The economic area comprising the European Union, the European Free Trade Association, the Central European Free Trade Agreement, as well as the other related arrangements, is a very good example of regional integration.

Trade within these frameworks constitutes a substantial part of their overall foreign trade. Moreover this area also shows a good model for economic integration. This integration goes beyond free trade and economic relations and it is now becoming a supranational political architecture.

The values on which the European Union is founded are not merely based on free trade. However, the facilitation of free trade and establishment of the required economic and political structures have played a major role in the process from the European Economic Community of the post war period to the European Union of today. Liberal values such as economic freedoms, non-discrimination and transparency of regulations have also contributed, in the political sphere, to the establishment of democratic values, basic freedoms and rule of law

The significance of the Customs Union between Turkey and the EU

In this context, the Customs Union between Turkey and the EU has been playing a significant role in strengthening the economic integration and facilitating the accession process of Turkey.

As a result of the Customs Union, Turkey and the EU have become one of each other’s main trading partners. This constitutes one of the fundamentals of the Turkey’s accession process. Furthermore, this Union has contributed to the competitiveness of the Turkish industry in a great deal. The success of the Customs Union and harmonization in related fields also shows the determination of Turkey to comply with the EU standards.

In flagrant violation of the provisions of the Customs’ Union Agreement between Turkey and the EU, Turkey is neither consulted nor allowed to participate in the negotiations of the Free Trade Area Agreements that the EU signs with the third countries. Nor the third countries are forced to conclude with Turkey Free Trade Area Agreements in similar terms as the one that the EU signs with these countries. As a result of this, the third countries delay or drag their legs for starting the negotiations of similar agreements with Turkey. Their industrial export commodities enter Turkey without paying customs duties while Turkish industrial commodities cannot enter the territories of these third countries because they did not sign Free Trade Area Agreement with Turkey. The EU continues to turn a deaf ear to Turkey’s insistent demands to stop this unfair practice.

CEFTA

The CEFTA may contribute to the participation of their members (Albania, Bosnia-Herzegovina, Croatia, Kosovo, Macedonia, Moldavia, Montenegro, Serbia) in the European integration.

Firstly this arrangement may increase the trade among the members and the EU. If this possibility for the increase in trade is also supported by appropriate economic and investment policies, the region can achieve the desired economic growth after decades of internal problems and conflicts.

Secondly, political stability is surely to follow, if the envisaged mechanism of free trade is implemented.
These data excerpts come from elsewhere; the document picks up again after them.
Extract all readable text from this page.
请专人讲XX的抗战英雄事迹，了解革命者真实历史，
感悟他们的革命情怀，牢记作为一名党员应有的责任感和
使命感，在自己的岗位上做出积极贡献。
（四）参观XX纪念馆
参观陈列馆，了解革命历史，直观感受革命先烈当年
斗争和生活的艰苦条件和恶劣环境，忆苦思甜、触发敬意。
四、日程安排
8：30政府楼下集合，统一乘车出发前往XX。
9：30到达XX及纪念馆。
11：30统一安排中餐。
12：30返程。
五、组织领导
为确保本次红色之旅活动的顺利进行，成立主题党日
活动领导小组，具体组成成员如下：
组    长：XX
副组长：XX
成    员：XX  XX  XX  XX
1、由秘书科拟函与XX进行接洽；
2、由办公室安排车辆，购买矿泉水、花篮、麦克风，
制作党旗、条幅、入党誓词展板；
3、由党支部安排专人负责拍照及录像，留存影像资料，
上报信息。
Lastly but most importantly, this regional mechanisms can also serve as a preparation process for better integration of the members with the EU.

Potential of the Balkans

Balkans has always been a trade route throughout the history, between the West and the East, as well as the North and the South. The countries of the region also possess a sufficient infrastructure and production capacity. This capacity can be improved by increasing trade and foreign investments. Therefore there is a huge potential in the region.

Complementarity of different regional arrangements

Before concluding my remarks, I would like to emphasize one point. Different regional arrangements should not be considered as competing trading blocks, they should rather complement each other. Especially in the case of Europe, all these regional arrangements should be considered as regional mechanisms to facilitate the participation in greater European integration.